= Network-based Call Signaling =

Protocol used with VoIP

Network-based Call Signaling (NCS) is a profile of the Media Gateway Control Protocol (MGCP) for use in PacketCable applications for voice-over-IP.

A network implementing NCS is designed according to the media gateway control protocol architecture for interconnecting a packet network with the traditional public switched telephone network (PSTN). This architecture physically decomposes the functionality of providing complete end-to-end multimedia telecommunication sessions into several discrete components, notably a media gateway (MG) located at the customer premises that performs the physical translation between analog voice or video streams to packetized digital data, and a media gateway controller (MGC) which is a centralized server that controls typically many media gateways and manages the complexity of call setup, resource negotiation, call routing, and tear-down. In addition, the architecture also uses signaling gateways to the traditional telecommunication channels, such as SS7-based networks.

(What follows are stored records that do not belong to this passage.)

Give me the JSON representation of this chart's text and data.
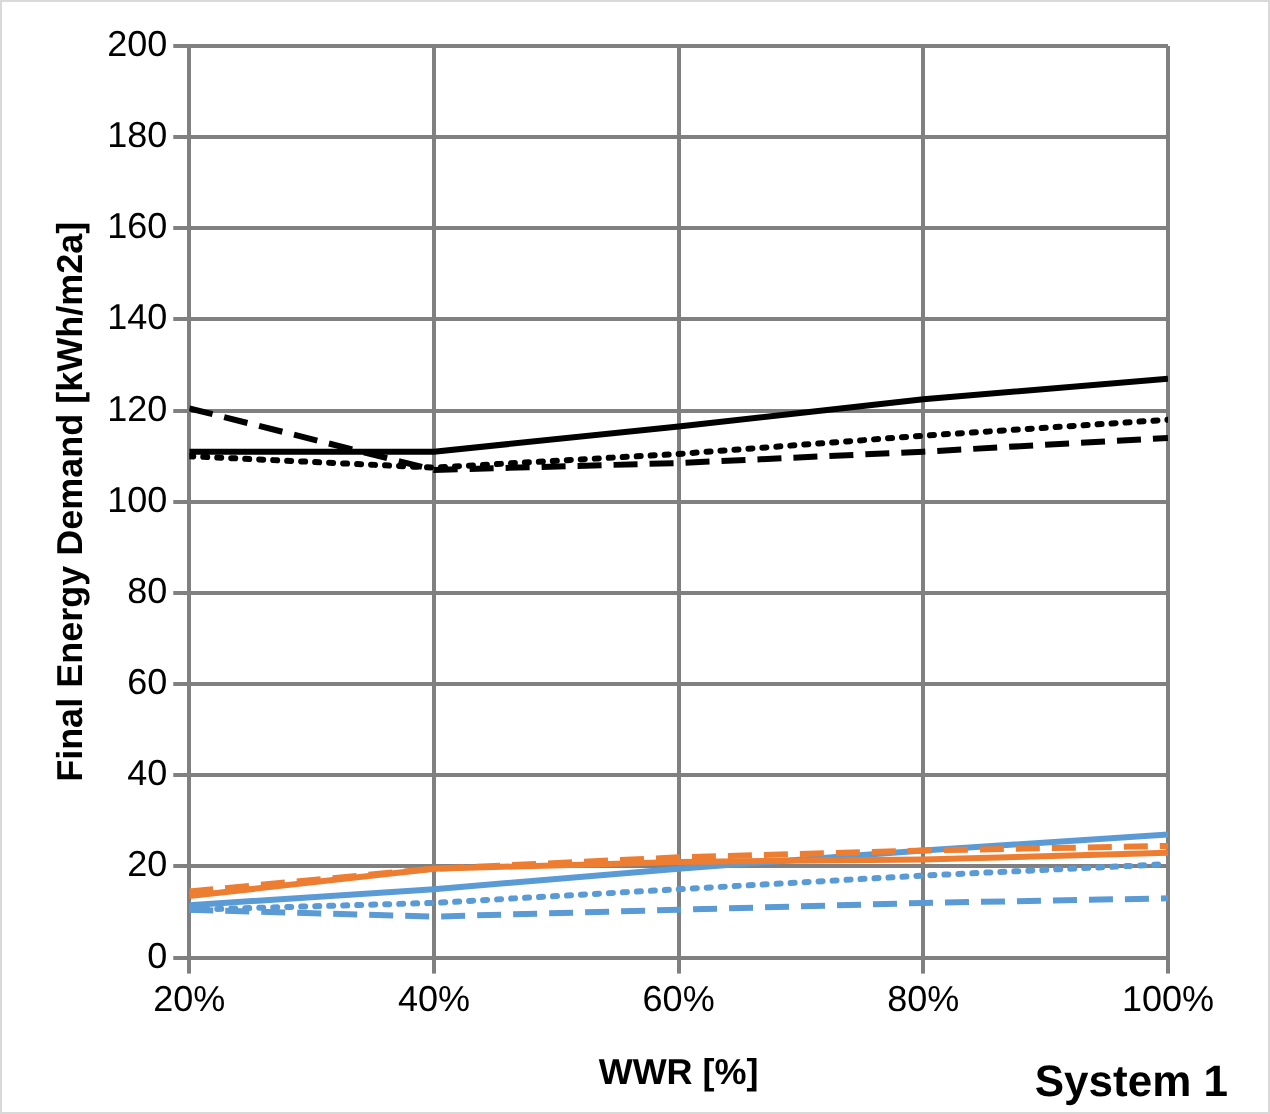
{
  "chart_data": {
    "type": "line",
    "xlabel": "WWR [%]",
    "ylabel": "Final Energy Demand [kWh/m2a]",
    "x": [
      20,
      40,
      60,
      80,
      100
    ],
    "xlim": [
      20,
      100
    ],
    "xticks": [
      {
        "value": 20,
        "label": "20%"
      },
      {
        "value": 40,
        "label": "40%"
      },
      {
        "value": 60,
        "label": "60%"
      },
      {
        "value": 80,
        "label": "80%"
      },
      {
        "value": 100,
        "label": "100%"
      }
    ],
    "ylim": [
      0,
      200
    ],
    "yticks": [
      0,
      20,
      40,
      60,
      80,
      100,
      120,
      140,
      160,
      180,
      200
    ],
    "grid": true,
    "legend": false,
    "marker": "none",
    "annotations": [
      "System 1"
    ],
    "series": [
      {
        "color": "#000000",
        "line_style": "solid",
        "values": [
          111,
          111,
          116.5,
          122.5,
          127
        ]
      },
      {
        "color": "#000000",
        "line_style": "dotted",
        "values": [
          110,
          107.5,
          110.5,
          114.5,
          118
        ]
      },
      {
        "color": "#000000",
        "line_style": "dashed",
        "values": [
          120.5,
          107,
          108.5,
          111,
          114
        ]
      },
      {
        "color": "#ed7d31",
        "line_style": "solid",
        "values": [
          13.5,
          19.5,
          21,
          21.5,
          23
        ]
      },
      {
        "color": "#ed7d31",
        "line_style": "dashed",
        "values": [
          14.5,
          19.5,
          22,
          23.5,
          24.5
        ]
      },
      {
        "color": "#5b9bd5",
        "line_style": "solid",
        "values": [
          11.5,
          15,
          19.5,
          23.5,
          27
        ]
      },
      {
        "color": "#5b9bd5",
        "line_style": "dotted",
        "values": [
          10.5,
          12,
          15,
          18,
          20.5
        ]
      },
      {
        "color": "#5b9bd5",
        "line_style": "dashed",
        "values": [
          10.5,
          9,
          10.5,
          12,
          13
        ]
      }
    ]
  }
}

Like MGCP, NCP is a device control protocol defining the interaction between the MGC, also called a call agent, and its media gateways. It is one layer of the PacketCable suite of specifications and relies upon companion protocol specifications to provide complete end-to-end telecommunication functionality.

Network-based Call Signaling is a modification of the Media Gateway Control Protocol (MGCP).

NCS provides a PacketCable profile of an application programming interface (MGCI), and a corresponding protocol (MGCP) for controlling voice-over-IP (VoIP) embedded clients from external call control elements. An embedded client is a network element that provides:
- Two or more traditional analog (RJ11) access lines to a packet-based telecommunication network.
- Optionally, one or more video lines to a VoIP network

MGCI functions provide for connection control, endpoint control, auditing, and status reporting. They each use the same system model and the same naming conventions.

The modification of MGCP in the NCS profile include the following: NCS only aims at supporting PacketCable-embedded clients. Functionality present in the MGCP 1.0 protocol, which was superfluous to NCS, has been removed. It contains extensions and modifications to MGCP. However, the MGCP architecture, and all of the MGCP constructs relevant to embedded clients, are preserved in NCS. The NCS protocol contains minor simplifications of MGCP 1.0.